Conversely it indicates that at lower ambient levels of dose,
views representing only slightly different weightings will result
in different options being favoured. This indicates that an
important aim of future work should be a greater understanding of
the factors and views influencing the range of options that may
be selected to mitigate the effects of low and intermediate
doses.
The effect of adopting a nonlinear variation in value between
the levels of reassurance produced by different options was
explored. Comparatively simple rounded step functions were used.
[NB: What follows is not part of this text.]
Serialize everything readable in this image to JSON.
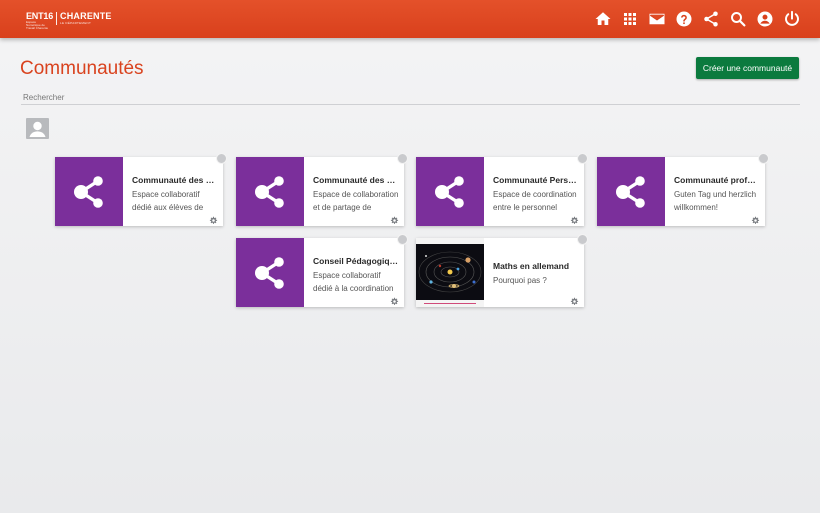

The distinction produced by the consistent weighting scheme
between the best and worst options is reinforced by this form of
function. However, considering only the best reassurance options,
it also decreased the overall differences in value between these
options. Thus, using a nonlinear value function of this form
decreases the influence of the attribute in determining the
preference order of the best options.
This work has provided a good foundation but in order to
confirm and broaden the understanding gained and further aid the
production of generic criteria for recovery countermeasures it is
essential to consider other situations. Different scenarios will
be considered in order to elucidate more fully factors that are
likely to be relevant to all accident situations. In addition the
application of a greater range of decontamination options both
singly and in combination will be explored and the effect of
uncertainty in the outcome of any applied option considered. This
knowledge will strengthen the case used in the development of
basic criteria and provide the opportunity for more detailed
secondary criteria to be developed.